This afternoon the House of Representatives passed H.R. 2430, the Food and Drug Administration (FDA) Reauthorization Act of 2017. Included in this legislation is a provision that requires the FDA to develop regulations related to the sale of over-the-counter (OTC) hearing aids for adults with perceived mild to moderate hearing loss.
The legislation provides specific direction to FDA in the development of the regulations, including the following provisions:
- Requirements that establish or adopt output limits appropriate for OTC hearing aids
- Labeling requirements that include:
- "conspicuous" labeling that the device is only intended for adults
- information on the "red flag" issues that may require prompt medical attention if necessary
- symptoms of medically treatable causes of hearing loss
While the law preempts state and local laws that restrict access to OTC hearing aids, the legislation also contains a private remedies provision, stating that individuals may still exercise their private rights under State or Federal laws related to product liability, tort, warranty, contract or consumer protection laws. The legislation further requires the Secretary of Health and Human Services to submit a report to Congress analyzing any adverse events related to OTC hearing aids.
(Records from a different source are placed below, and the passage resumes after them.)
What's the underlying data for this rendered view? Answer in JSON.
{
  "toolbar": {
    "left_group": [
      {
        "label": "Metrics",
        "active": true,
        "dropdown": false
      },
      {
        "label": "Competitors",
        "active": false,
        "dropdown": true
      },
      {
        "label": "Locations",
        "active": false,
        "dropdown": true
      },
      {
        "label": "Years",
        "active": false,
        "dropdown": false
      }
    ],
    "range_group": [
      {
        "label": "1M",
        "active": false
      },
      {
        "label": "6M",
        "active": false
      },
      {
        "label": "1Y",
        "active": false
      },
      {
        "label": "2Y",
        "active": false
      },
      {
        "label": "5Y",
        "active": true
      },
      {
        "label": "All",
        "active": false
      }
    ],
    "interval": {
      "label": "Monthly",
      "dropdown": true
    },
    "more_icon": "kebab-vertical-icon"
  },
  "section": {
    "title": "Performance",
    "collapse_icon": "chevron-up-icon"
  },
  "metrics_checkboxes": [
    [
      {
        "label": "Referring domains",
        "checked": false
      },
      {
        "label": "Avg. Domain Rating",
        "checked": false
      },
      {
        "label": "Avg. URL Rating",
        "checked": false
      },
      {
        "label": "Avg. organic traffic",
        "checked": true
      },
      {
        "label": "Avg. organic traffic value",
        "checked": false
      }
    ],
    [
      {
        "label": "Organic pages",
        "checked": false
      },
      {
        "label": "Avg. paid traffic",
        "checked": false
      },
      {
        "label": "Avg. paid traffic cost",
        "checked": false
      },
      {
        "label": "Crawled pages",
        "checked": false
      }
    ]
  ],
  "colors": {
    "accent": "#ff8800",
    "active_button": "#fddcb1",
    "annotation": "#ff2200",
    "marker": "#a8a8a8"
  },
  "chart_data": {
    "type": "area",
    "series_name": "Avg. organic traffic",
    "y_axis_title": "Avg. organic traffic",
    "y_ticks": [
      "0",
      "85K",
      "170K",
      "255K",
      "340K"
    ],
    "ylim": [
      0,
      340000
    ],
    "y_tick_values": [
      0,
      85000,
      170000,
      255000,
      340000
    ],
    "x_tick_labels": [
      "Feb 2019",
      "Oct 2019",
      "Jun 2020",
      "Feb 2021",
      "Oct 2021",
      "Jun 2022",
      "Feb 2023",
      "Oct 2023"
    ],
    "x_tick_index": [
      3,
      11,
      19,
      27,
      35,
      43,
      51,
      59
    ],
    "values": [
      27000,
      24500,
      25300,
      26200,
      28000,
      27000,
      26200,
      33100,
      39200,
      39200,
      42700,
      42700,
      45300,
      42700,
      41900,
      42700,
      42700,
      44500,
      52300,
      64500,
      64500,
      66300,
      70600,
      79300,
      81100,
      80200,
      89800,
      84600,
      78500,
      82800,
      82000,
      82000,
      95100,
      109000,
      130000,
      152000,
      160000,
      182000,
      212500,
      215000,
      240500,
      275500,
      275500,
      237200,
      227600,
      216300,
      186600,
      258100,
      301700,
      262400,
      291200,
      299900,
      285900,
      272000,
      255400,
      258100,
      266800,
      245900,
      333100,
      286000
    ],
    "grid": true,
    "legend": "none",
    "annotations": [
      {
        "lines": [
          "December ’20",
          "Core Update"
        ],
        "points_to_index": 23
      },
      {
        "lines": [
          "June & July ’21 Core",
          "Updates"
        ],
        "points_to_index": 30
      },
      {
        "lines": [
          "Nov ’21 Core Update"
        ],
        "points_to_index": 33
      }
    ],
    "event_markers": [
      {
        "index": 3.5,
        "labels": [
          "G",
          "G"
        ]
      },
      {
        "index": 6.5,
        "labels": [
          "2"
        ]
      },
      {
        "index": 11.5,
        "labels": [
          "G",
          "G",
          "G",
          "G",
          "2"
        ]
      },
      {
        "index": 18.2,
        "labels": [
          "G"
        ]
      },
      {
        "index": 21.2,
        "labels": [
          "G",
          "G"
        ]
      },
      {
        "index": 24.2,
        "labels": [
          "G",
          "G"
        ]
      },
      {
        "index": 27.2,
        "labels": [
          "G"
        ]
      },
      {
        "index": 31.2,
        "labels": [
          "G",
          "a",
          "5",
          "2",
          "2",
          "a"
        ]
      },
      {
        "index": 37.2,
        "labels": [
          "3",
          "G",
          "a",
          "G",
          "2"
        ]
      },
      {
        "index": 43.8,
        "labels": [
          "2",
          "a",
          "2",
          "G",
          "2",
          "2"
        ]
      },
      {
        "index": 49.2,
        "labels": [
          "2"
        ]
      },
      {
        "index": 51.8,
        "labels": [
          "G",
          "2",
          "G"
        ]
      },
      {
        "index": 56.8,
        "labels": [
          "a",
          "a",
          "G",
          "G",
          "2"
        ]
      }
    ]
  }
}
The Senate is expected to pass similar legislation by the end of July.
ASHA remains concerned with OTC hearing aids, and is poised to engage FDA during the development of these regulations. ASHA has advocated that OTC hearing aids be intended for use in mild hearing loss only, and that strong protections be put into place to ensure that they are not used by children. Most recently, ASHA has worked with Congressional allies to strengthen the report language in H.R. 2430 that indicates that hearing loss is a medical condition.